As better shown in FIG. 5, the wall portion 32 is formed by a pair of cylindrical sheets 32a and 32b, with the sheet 32a extending at an angle with respect to the sheet 32b. These sheets are spaced apart as shown to provide a form for casting concrete, shown by the reference numeral 40. The sheets define an enlarged portion 41 at the top of the cylindrical wall, which functions as a compression ring to resist the compressive forces applied at this point as a result of the buoyant force of the petroleum fluids on the dome 34. The bottom end of the tank 30 is open, and a rigid fiberglass skirt 42 is provided to cut off the flow of water around the bottom to prevent scour.

With the submerged tank 30 filled with water and placed over the area from which petroleum fluids 44 from a fissure are flowing, the petroleum fluids will gravitate to the upper portion of the tank to displace the water therein and the interface between the petroleum fluids and the water will be formed within the tank as shown, for example, by the line L. The petroleum fluids may be later withdrawn from the tank through the outlet connection 38.

In each embodiment, since all of the petroleum fluid is collected in the tank, pollution of the body of water is effectively prevented.

Since the tanks of both embodiments are not rigidly attached to the bed of the water, they are therefore not susceptible to damage by earth displacements as well as water waves, etc. Preferably in both of the embodiments, the

flexible domes

14 and 34 are made of neoprene reinforced with fiberglass and the rigid

top portions

16 and 36 are made of a fiberglass reinforced polyester. In the embodiment of FIGS. 1-3, the

wall sheets

12a and 12b are also preferably made of a fiberglass reinforced polyester and the rings 22 preferably comprise concrete cores enclosed in fiberglass reinforced polyester sheets. In the embodiment of FIGS. 4-6, the sheets 32a and 32b are preferably made of fiberglass.

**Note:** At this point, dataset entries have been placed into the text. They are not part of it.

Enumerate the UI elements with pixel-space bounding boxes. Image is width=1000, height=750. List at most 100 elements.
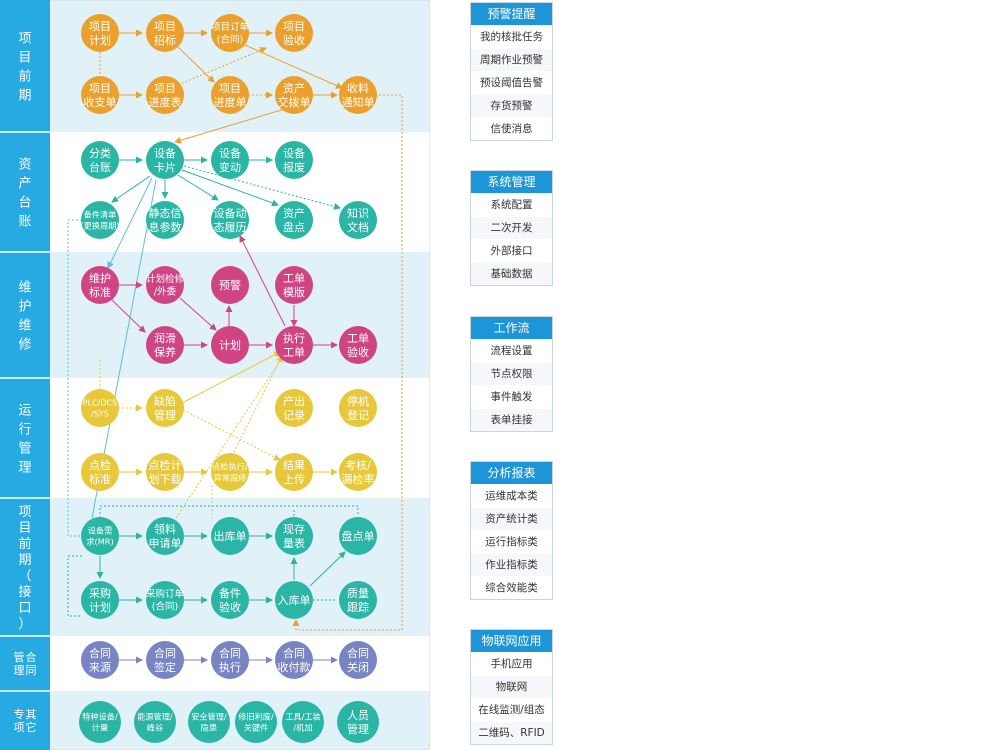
node-n24: 计划 (211, 326, 249, 364)
node-circle (211, 141, 249, 179)
node-label: 静态信 (149, 206, 182, 220)
node-label: 合同 (347, 646, 369, 660)
node-circle (81, 581, 119, 619)
panel-item[interactable]: 作业指标类 (471, 553, 552, 576)
node-circle (282, 701, 324, 743)
node-label: 资产 (283, 81, 305, 95)
node-n3: 项目订单(合同) (211, 14, 249, 52)
node-label: 卡片 (154, 161, 176, 174)
node-n14: 备件清单 (更换周期) (80, 201, 120, 239)
panel-item[interactable]: 外部接口 (471, 239, 552, 262)
node-label: 求(MR) (86, 537, 113, 547)
node-label: 执行 (219, 660, 241, 674)
panel-item[interactable]: 物联网 (471, 675, 552, 698)
node-label: /外委 (154, 286, 177, 298)
node-label: 采购订单 (146, 588, 185, 600)
node-circle (146, 14, 184, 52)
node-label: 停机 (347, 394, 369, 408)
panel-item[interactable]: 二维码、RFID (471, 721, 552, 744)
panel-item[interactable]: 周期作业预警 (471, 48, 552, 71)
panel-item[interactable]: 存货预警 (471, 94, 552, 117)
panel-item[interactable]: 运行指标类 (471, 530, 552, 553)
node-label: 出库单 (214, 529, 247, 543)
panel-item[interactable]: 资产统计类 (471, 507, 552, 530)
node-label: 收支单 (84, 95, 117, 109)
node-label: 保养 (154, 345, 176, 359)
node-label: 态履历 (214, 221, 247, 234)
node-label: /机加 (293, 723, 312, 733)
node-circle (81, 76, 119, 114)
node-circle (339, 641, 377, 679)
panel-item[interactable]: 基础数据 (471, 262, 552, 285)
node-circle (211, 641, 249, 679)
node-label: 采购 (89, 586, 111, 600)
node-circle (146, 266, 184, 304)
node-label: 备件 (219, 586, 241, 600)
panel-3: 分析报表 运维成本类 资产统计类 运行指标类 作业指标类 综合效能类 (470, 461, 553, 600)
node-circle (275, 76, 313, 114)
node-label: 项目 (154, 20, 176, 33)
node-circle (146, 326, 184, 364)
node-label: 执行 (283, 331, 305, 345)
node-label: 合同 (219, 646, 241, 660)
node-label: 项目 (154, 82, 176, 95)
panel-item[interactable]: 手机应用 (471, 652, 552, 675)
panel-item[interactable]: 运维成本类 (471, 484, 552, 507)
node-label: 计划 (89, 601, 111, 614)
panel-item[interactable]: 二次开发 (471, 216, 552, 239)
panel-item[interactable]: 综合效能类 (471, 576, 552, 599)
node-label: 设备 (219, 146, 241, 160)
node-circle (339, 326, 377, 364)
node-label: 设备 (283, 146, 305, 160)
node-label: 通知单 (342, 95, 375, 109)
node-label: 安全管理/ (191, 711, 227, 721)
node-label: 计划 (219, 339, 241, 352)
panel-item[interactable]: 预设阈值告警 (471, 71, 552, 94)
node-label: 特种设备/ (82, 711, 118, 721)
node-circle (146, 76, 184, 114)
panel-item[interactable]: 我的核批任务 (471, 25, 552, 48)
node-label: 验收 (347, 345, 369, 359)
node-circle (146, 389, 184, 427)
node-label: 工单 (283, 272, 305, 285)
node-circle (339, 581, 377, 619)
node-label: 异常报修 (214, 473, 247, 483)
node-circle (235, 701, 277, 743)
panel-item[interactable]: 在线监测/组态 (471, 698, 552, 721)
panel-item[interactable]: 流程设置 (471, 339, 552, 362)
nodes: 项目计划项目招标项目订单(合同)项目验收项目收支单项目进度表项目进度单资产交拨单… (79, 14, 379, 743)
node-label: 文档 (347, 220, 369, 234)
panel-item[interactable]: 信使消息 (471, 117, 552, 140)
panel-item[interactable]: 表单挂接 (471, 408, 552, 431)
panel-item[interactable]: 节点权限 (471, 362, 552, 385)
node-label: 台账 (89, 160, 111, 174)
node-label: 合同 (89, 646, 111, 660)
panel-item[interactable]: 事件触发 (471, 385, 552, 408)
node-label: 资产 (283, 206, 305, 220)
node-circle (146, 201, 184, 239)
node-label: 息参数 (149, 220, 182, 234)
node-circle (211, 326, 249, 364)
node-circle (211, 517, 249, 555)
node-label: 变动 (219, 160, 241, 174)
panel-item[interactable]: 系统配置 (471, 193, 552, 216)
node-label: 验收 (283, 33, 305, 47)
node-circle (134, 701, 176, 743)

The structure of both embodiments can be constructed onshore and would still be light enough to be floated to the site and lowered to the water bed either by adding weight to, or by positioning anchors around, the structure. In the case of the embodiment of FIGS. 4-6, the concrete formed between the walls could be poured on site, which also facilitates transfer and assembly.

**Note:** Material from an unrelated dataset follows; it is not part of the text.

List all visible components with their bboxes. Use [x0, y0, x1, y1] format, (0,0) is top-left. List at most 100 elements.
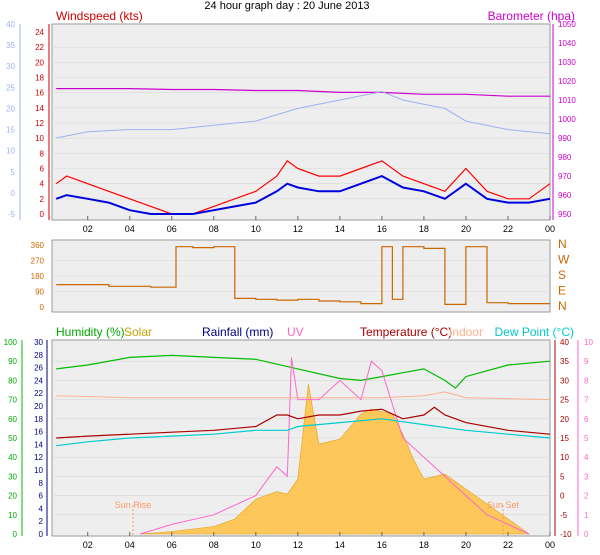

Several variations may be made in the foregoing without departing from the basic scope of the invention. For example, the size and shape of the tanks may vary in accordance with the particular requirements. In this regard, if the water is shallow, a long horizontal cylindrical tank with a flat dome may serve best, whereby, in deep water a tall vertical cylindrical wall with a spherical or ellipsoidal top may be more desirable. Instead of using a flexible dome top, the dome may be rigid. Inlet connections may be provided through the tanks for directly introducing petroleum fluids and/or water for storage purposes.

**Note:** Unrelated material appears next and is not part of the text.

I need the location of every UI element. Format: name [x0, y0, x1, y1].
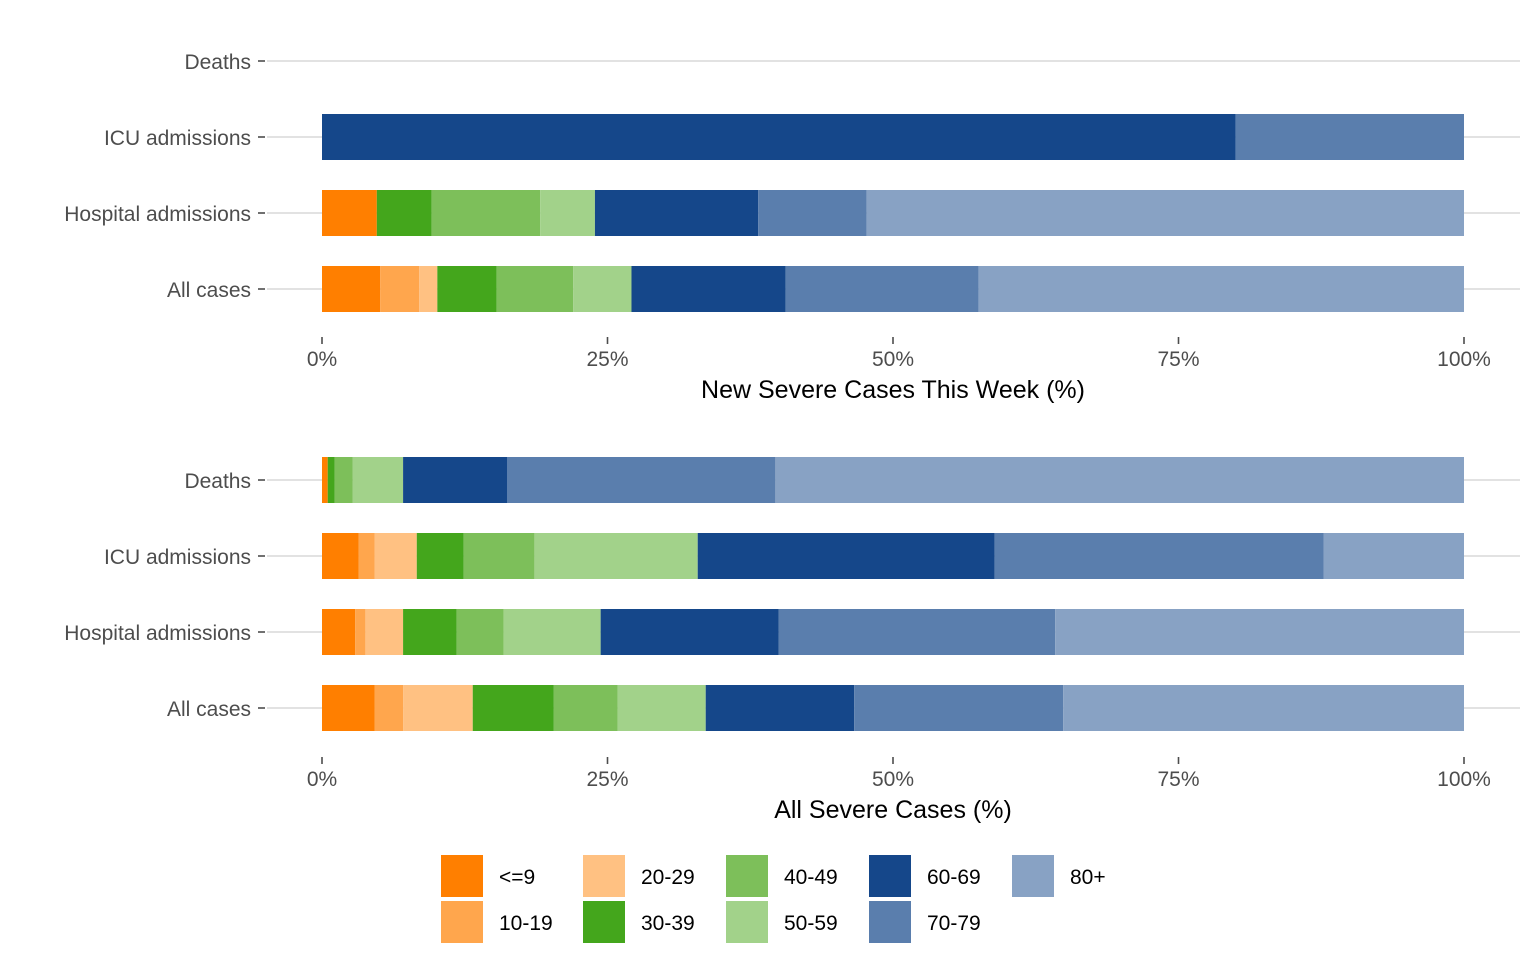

Of course, other variations of the specific construction and arrangement of the invention disclosed above can be made by those skilled in the art without departing from the invention as defined in the appended claims.

Claims

I claim:

1. A method for recovering fluids lighter than water escaping from an underwater fissure in the bed of a body of water, comprising the steps of completely submerging in said body of water a tank large enough to form an underwater pool capable of receiving and accumulating a large volume of said escaping fluids, said tank having an open bottom, substantially filling said tank with water, positioning said tank while substantially filled with water generally vertically above the fissure to first receive fluid escaping from said fissure after said tank is completely submerged so that said escaping fluid is recovered by rising upwardly in the said tank through the bottom thereof and displacing the water in said tank, making said tank buoyant, bouyantly suspending said tank above said fissure out of engagement with the underwater surface, accumulating said escaping fluid in said tank in a pool submerged completely underwater while said tank is buoyantly suspended submerged completely under water, and anchoring said tank from said underwater surface to maintain said tank in a substantially fixed position.